Newkirk snorted at him. "I could be up now if you weren't such a mother 'en about things."

"I'm the medic. You get up when I say you can get up." Wilson's glaring had zero affect on the Cockney. "You get up too soon and you'll tear open your leg and I'll have to go back and restitch it."

"Wouldn't want that to 'appen." Newkirk turned a rather cheery if tired look on the colonel. "Oh 'ello gov'ner. Want to 'ave a go at a 'and of cards? Wilson is a terrible player."

"No, it makes me look bad when I lose to a guy flat on his back in the infirmary." Hogan was pleased to see Newkirk alert enough to banter. The first day afterward had been tense as Wilson worried over giving him enough blood and watching for any signs of infection. Considering that Hogan didn't know much about medical things, he'd taken his cue from the medic and worried an appropriate amount as well.

Looking up at Hogan, Newkirk smiled at him. "Sir, would you make sure that LeBeau doesn't bring dinner when Wilson is changing me bandages? Last time, 'e near tossed on me. I don't fancy 'aving to deal with that."

Hogan nodded. "Not a problem. Wilson, do you need anything? Klink is being generous right now so if you need to stock up on any medical supplies, for up here or down below, make a list."

"Really?" Wilson laid his cards aside, then looked suspiciously at Newkirk and moved them further away before he got up. "I gave Langenscheidt a short list, but I didn't want to push my luck and get nothing."
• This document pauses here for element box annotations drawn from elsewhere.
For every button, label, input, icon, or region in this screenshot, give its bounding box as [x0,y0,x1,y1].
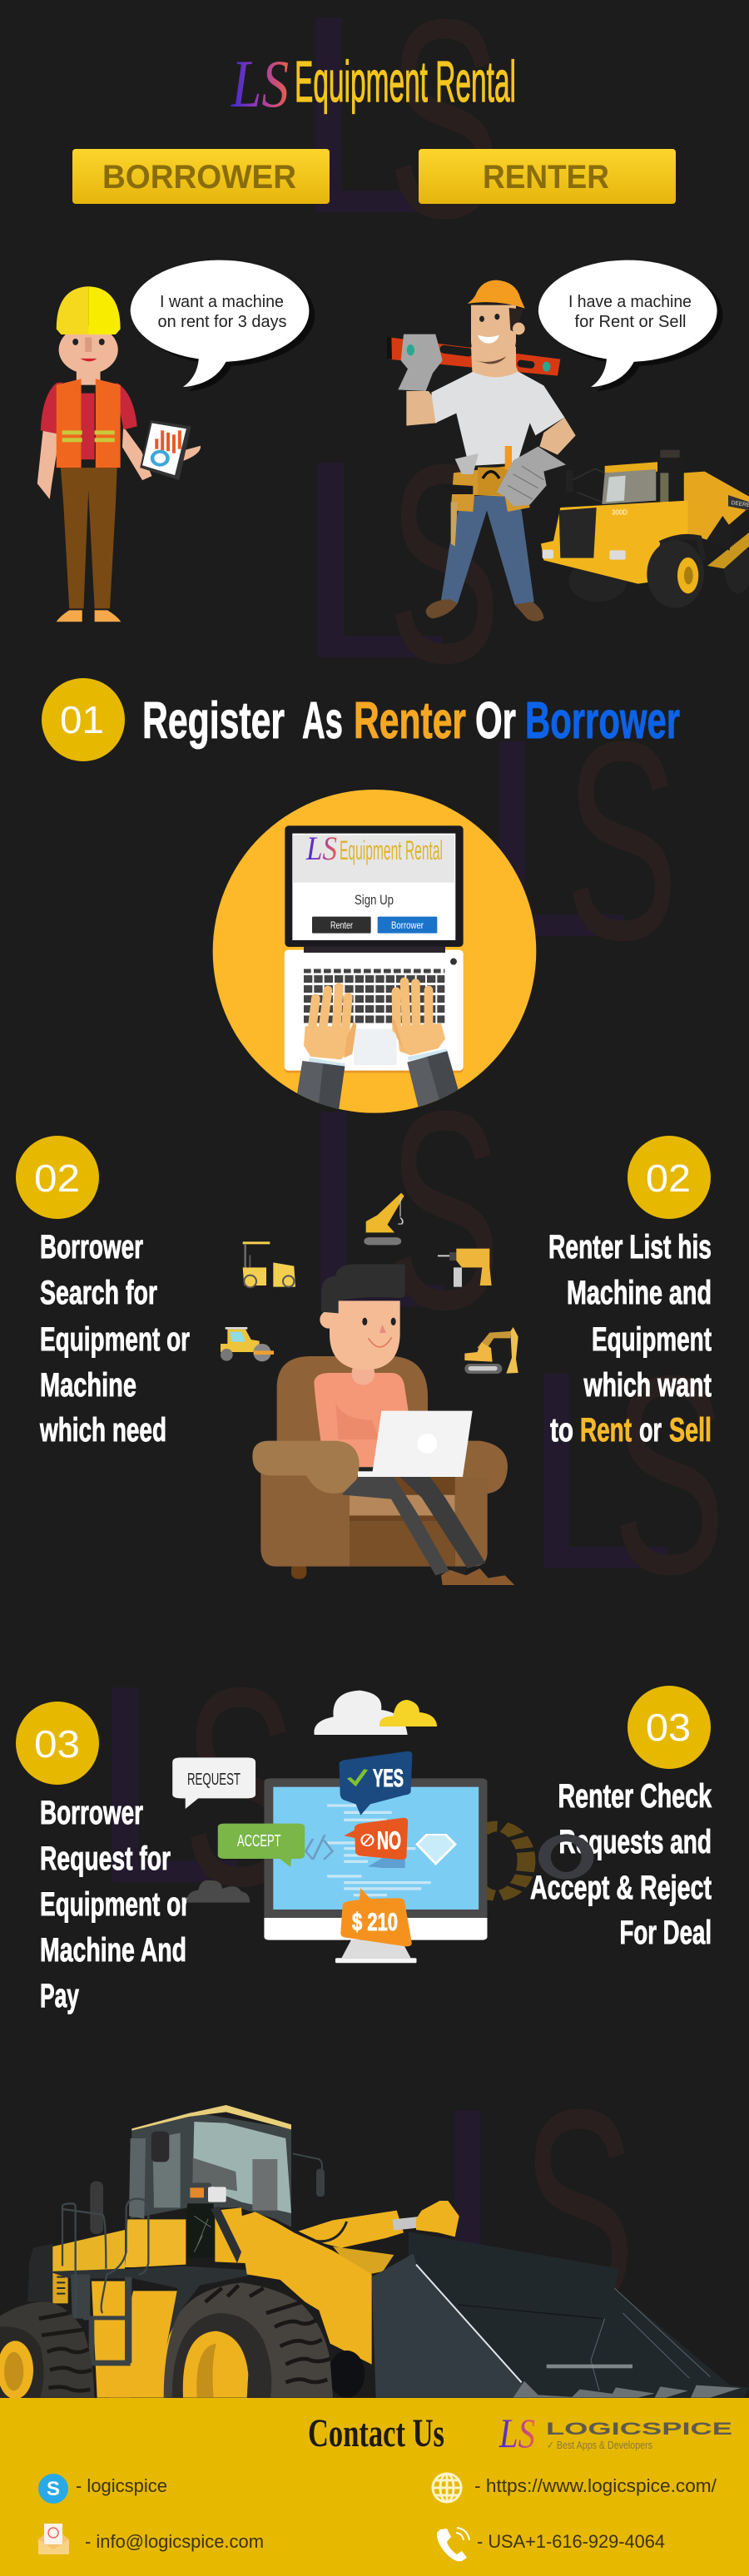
icon: drill [438,1249,492,1287]
step 01 heading: Borrower [525,692,680,750]
icon: mail [38,2524,69,2554]
logicspice logo [499,2410,732,2456]
icon: forklift roller [243,1241,295,1287]
step 01 heading: Register [142,692,285,750]
speech bubble: borrower: on rent for 3 days [158,313,286,331]
renter list text: or [639,1412,662,1449]
yes label: YES [373,1765,404,1792]
diamond [417,1835,455,1864]
laptop sign-up illustration [213,790,536,1113]
text: L [520,1313,677,1629]
step 03 badge: renter: 03 [646,1706,691,1749]
request label: REQUEST [187,1771,241,1789]
step 01 heading [142,692,680,750]
bubble: request [172,1757,255,1809]
icon: road roller [221,1327,274,1361]
rear wheel [0,2302,94,2398]
third wheel [329,2351,365,2398]
renter list text: to [550,1412,573,1449]
borrower search text [39,1229,190,1449]
text: S [388,406,501,722]
text: L [89,1627,246,1943]
website text: - https://www.logicspice.com/ [474,2475,717,2496]
LS mark: LS [231,46,289,121]
renter check text: For Deal [619,1915,712,1951]
button: renter: RENTER [483,159,609,196]
email text: - info@logicspice.com [85,2531,264,2552]
borrower request text: Machine And [40,1932,186,1969]
speech bubble: renter: I have a machine [568,293,692,311]
borrower search text: which need [39,1412,166,1449]
skype text: - logicspice [76,2475,167,2496]
contact footer [0,2398,749,2576]
speech bubble: borrower [131,260,315,391]
step 03 badge: borrower [16,1702,99,1785]
icon: excavator [464,1327,518,1374]
renter check text [530,1778,712,1951]
legs and boots [441,495,534,605]
borrower request text: Equipment or [40,1886,190,1923]
text: S [388,1053,501,1369]
borrower request text: Borrower [40,1795,143,1831]
character: renter worker [387,280,576,622]
bubble: yes [340,1751,412,1816]
model number: 300D [612,508,627,516]
borrower request text: Request for [40,1840,171,1877]
bucket [372,2201,749,2398]
icon: skype [38,2474,68,2504]
renter list text: Rent [580,1412,632,1449]
icon: crane [364,1193,404,1245]
bubble: price [340,1888,412,1946]
step 01 heading: As [302,692,343,750]
button: borrower [72,149,330,204]
text: Equipment Rental [295,49,516,114]
step 03 badge: renter [627,1686,711,1769]
monitor illustration [172,1691,588,1963]
borrower search text: Machine [40,1367,136,1404]
icon: globe [433,2474,461,2502]
accept label: ACCEPT [237,1832,281,1850]
lower glove [497,447,566,506]
step 02 badge: renter: 02 [646,1157,691,1200]
screen logo text: LS [305,830,337,867]
bubble: accept [218,1824,305,1867]
step 02 badge: borrower [16,1136,99,1219]
boom arm [333,2247,394,2274]
sleeves [297,1049,459,1112]
renter list text: Sell [669,1412,712,1449]
renter list text [548,1229,712,1449]
icon: phone [437,2528,469,2561]
body [27,2244,52,2302]
laptop sign-up illustration: Equipment Rental [340,835,443,865]
step 01 heading: Renter [354,692,466,750]
wheel loader photo [0,2105,749,2399]
cab [131,2112,291,2227]
left hand [312,988,348,1029]
step 01 badge [42,678,125,761]
speech bubble: borrower: I want a machine [160,293,284,311]
step 03 badge: borrower: 03 [34,1722,80,1766]
text: S [613,1317,726,1633]
header logo [231,46,516,121]
borrower button label: Borrower [391,919,424,931]
front wheel [164,2282,333,2398]
button: renter [419,149,676,204]
icon: skype: S [47,2478,60,2500]
text: L [431,2049,588,2365]
borrower request text [40,1795,190,2014]
logicspice logo: ✓ Best Apps & Developers [547,2439,652,2451]
dump truck [541,450,749,608]
phone text: - USA+1-616-929-4064 [477,2531,665,2552]
ladder and rails [71,2274,131,2365]
text: L [476,681,633,997]
person in armchair with laptop [252,1264,514,1585]
borrower search text: Search for [40,1275,157,1311]
text: S [183,1629,296,1945]
contact heading: Contact Us [308,2411,444,2455]
character: borrower worker [37,286,201,622]
tool belt [451,464,530,512]
bubble: no [344,1818,408,1860]
text: L [297,1051,454,1367]
right hand [396,982,429,1029]
step 02 badge: renter [627,1136,711,1219]
borrower request text: Pay [40,1978,79,2014]
speech bubble: renter: for Rent or Sell [574,313,686,331]
speech bubble: renter [538,260,722,391]
step 01 heading: Or [475,692,516,750]
logicspice logo: LOGICSPICE [546,2420,732,2439]
borrower search text: Equipment or [40,1321,190,1358]
button: borrower: BORROWER [102,159,296,196]
logicspice logo: LS [499,2410,535,2456]
level tool [387,337,560,376]
text: S [522,2051,635,2367]
no label: NO [377,1827,401,1855]
text: L [295,402,452,718]
step 01 badge: 01 [60,698,104,741]
borrower search text: Borrower [40,1229,143,1266]
renter button label: Renter [330,919,353,931]
sign up text: Sign Up [355,892,394,908]
step 02 badge: borrower: 02 [34,1157,80,1200]
price label: $ 210 [352,1909,398,1936]
text: S [565,683,678,999]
Hogan followed him to the beat up little desk in the far corner of the room. "Might as well ask for it all. If Klink backs down on the offer, I'll just run him through here and Newkirk can look extra pitiful and you can be changing the bandages. Klink would agree to give you a full operating room to get out of here then."

Wilson began writing quickly. "I don't see why seeing a little blood bothers so many soldiers. You shoot people, you fly planes with bombs. But just a little blood on some gauze and I get people falling out right and left."

"It's uhh..." Hogan reached up to tug at his collar. "It's different."

Newkirk sounded too cheerful as he spoke up from his cot. "Oh sir, if you think the blood is bad, you should 'ave seen all the gore from that one right after I woke up! Everything was all clotted like a jelly and there were bits of..."

"I'llcomebacklater..." Hogan made for the door as quickly as dignity allowed. As it closed behind him, he swallowed carefully and calmed himself. "Those two just aren't right." As he headed off across the compound, he smiled to himself anyway. His scheme had worked. The Germans suspected nothing.

And if Newkirk had to end up getting shot, at least it had exposed a small weakness in some of the men. Hogan could work on that. Next time they took a trip outside the wire they would be better prepared. It would make them better at retrieving downed fliers.

After all, it wasn't like they were blowing up bridges.